No Antigo Testamento, disseram os Profetas: “Não oprimas teu irmão” (Lv 25,14). “A justiça seguirás, somente a Justiça, para que vivas” (Dt 16,20). “Não desloque a divisa da terra, nem invada o campo dos órfãos” (Pr 23,10). “Todos os que tramam o mal serão eliminados: os que no tribunal fazem armadilha para o juiz e, por um nada, arruínam o justo” (Is 29,20-21). “Com gestos e palavras, os injustos invocam a morte para si mesmos. Os justos, porém, vivem para sempre, recebem do Senhor a recompensa, e o Altíssimo cuida deles” (Sb 1,16 e 5,15). “Quando se multiplicam as autoridades justas o povo se alegra” (Pr 29,2).

Considerações finais
Ao chegarmos ao final desta reflexão guiada pela Sagrada Escritura, parece-nos evidente que, Direitos Humanos não é uma problemática exclusiva nossa, ou mesmo, somente pertencente a um grupo restrito de povos e culturas ligados aos dias atuais. Trata-se de uma aspiração tão antiga e atual, quanto é a própria discussão em torno da origem da existência humana. Olhando com afinco para a Declaração Universal dos Direitos Humanos, percebemos que a maioria dos artigos nela contidos, são uma verdadeira construção da humanidade, agregando em um único documento, uma imensa multiplicidade de culturas.
Observando a Sagrada Escritura, com um foco voltado a prática da justiça, encontramos nela, os sinais das gênesis dos Direitos Humanos tão almejado por uns e, até mesmo combatido por outros nas sociedades atuais. Na Sagrada Escritura, encontramos Deus “YHWH”, que por muitas vezes, aparece despertando nos corações da humanidade, os valores universais de tais Direitos. A constatação desta gênesis universal dos Direitos Humanos presente mesmo em tempos remotos, na Sagrada Escritura, aponta para o desejo de Deus, de num futuro humano, termos a possibilidade do mútuo respeito entre todos os seres humanos, entre todos os povos e nações.

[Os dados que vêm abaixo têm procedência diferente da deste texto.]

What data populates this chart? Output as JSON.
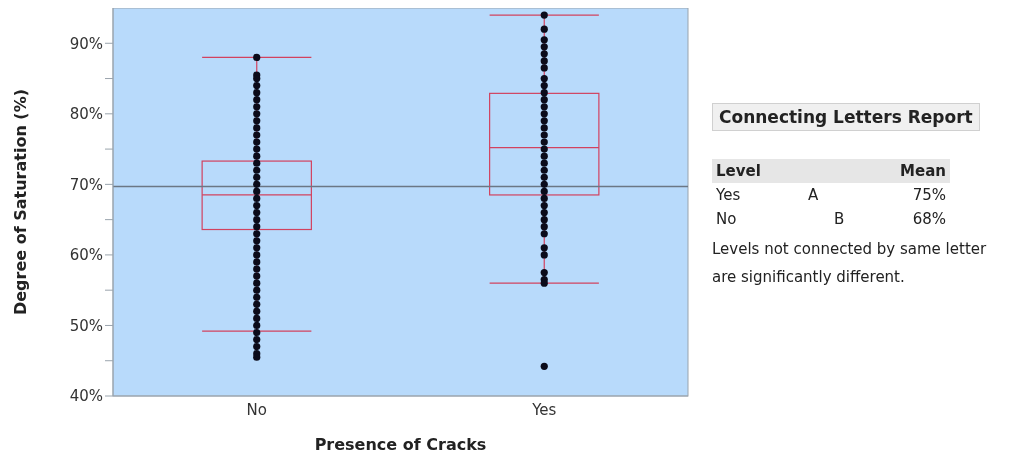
{
  "chart_data": [
    {
      "type": "box",
      "xlabel": "Presence of Cracks",
      "ylabel": "Degree of Saturation (%)",
      "categories": [
        "No",
        "Yes"
      ],
      "ylim": [
        40,
        95
      ],
      "yticks": [
        {
          "value": 40,
          "label": "40%"
        },
        {
          "value": 45,
          "label": null
        },
        {
          "value": 50,
          "label": "50%"
        },
        {
          "value": 55,
          "label": null
        },
        {
          "value": 60,
          "label": "60%"
        },
        {
          "value": 65,
          "label": null
        },
        {
          "value": 70,
          "label": "70%"
        },
        {
          "value": 75,
          "label": null
        },
        {
          "value": 80,
          "label": "80%"
        },
        {
          "value": 85,
          "label": null
        },
        {
          "value": 90,
          "label": "90%"
        }
      ],
      "marker": "circle",
      "ref_lines": [
        {
          "axis": "y",
          "value": 69.7,
          "color": "#6b7785"
        }
      ],
      "series": [
        {
          "type": "box",
          "color": "#d2425f",
          "boxes": [
            {
              "low": 49.2,
              "q1": 63.6,
              "median": 68.5,
              "q3": 73.3,
              "high": 88
            },
            {
              "low": 56,
              "q1": 68.5,
              "median": 75.2,
              "q3": 82.9,
              "high": 94
            }
          ]
        },
        {
          "type": "scatter",
          "color": "#0b0b1a",
          "x": [
            "No",
            "No",
            "No",
            "No",
            "No",
            "No",
            "No",
            "No",
            "No",
            "No",
            "No",
            "No",
            "No",
            "No",
            "No",
            "No",
            "No",
            "No",
            "No",
            "No",
            "No",
            "No",
            "No",
            "No",
            "No",
            "No",
            "No",
            "No",
            "No",
            "No",
            "No",
            "No",
            "No",
            "No",
            "No",
            "No",
            "No",
            "No",
            "No",
            "No",
            "No",
            "No",
            "No",
            "Yes",
            "Yes",
            "Yes",
            "Yes",
            "Yes",
            "Yes",
            "Yes",
            "Yes",
            "Yes",
            "Yes",
            "Yes",
            "Yes",
            "Yes",
            "Yes",
            "Yes",
            "Yes",
            "Yes",
            "Yes",
            "Yes",
            "Yes",
            "Yes",
            "Yes",
            "Yes",
            "Yes",
            "Yes",
            "Yes",
            "Yes",
            "Yes",
            "Yes",
            "Yes",
            "Yes",
            "Yes",
            "Yes",
            "Yes",
            "Yes",
            "Yes"
          ],
          "values": [
            88,
            85.5,
            85,
            84,
            83,
            82,
            81,
            80,
            79,
            78,
            77,
            76,
            75,
            74,
            73,
            72,
            71,
            70,
            69,
            68,
            67,
            66,
            65,
            64,
            63,
            62,
            61,
            60,
            59,
            58,
            57,
            56,
            55,
            54,
            53,
            52,
            51,
            50,
            49,
            48,
            47,
            46,
            45.5,
            94,
            92,
            90.5,
            89.5,
            88.5,
            87.5,
            86.5,
            85,
            84,
            83,
            82,
            81,
            80,
            79,
            78,
            77,
            76,
            75,
            74,
            73,
            72,
            71,
            70,
            69,
            68,
            67,
            66,
            65,
            64,
            63,
            61,
            60,
            57.5,
            56.5,
            56,
            44.2
          ]
        }
      ]
    },
    {
      "type": "other",
      "title": "Connecting Letters Report",
      "categories": [
        "Yes",
        "No"
      ],
      "value_labels": [
        "75%",
        "68%"
      ],
      "annotations": [
        "Level",
        "Mean",
        "A",
        "B",
        "Levels not connected by same letter are significantly different."
      ]
    }
  ]
}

As conquistas, avanços e retrocessos presentes na sociedade atual, demonstra-nos que ainda há muito a percorrermos nessa luta pelos direitos de todos. Ainda assim, o conhecimento e aprofundamento numa leitura da Sagrada Escritura, a partir do pobre, injustiçado e perseguido, pode ser um dos meios de incutir na consciência coletiva cristã, que Deus sempre tomará partido do que sofre e é injustiçado, daquele que não tem o direito de Ser, Ter ou Poder.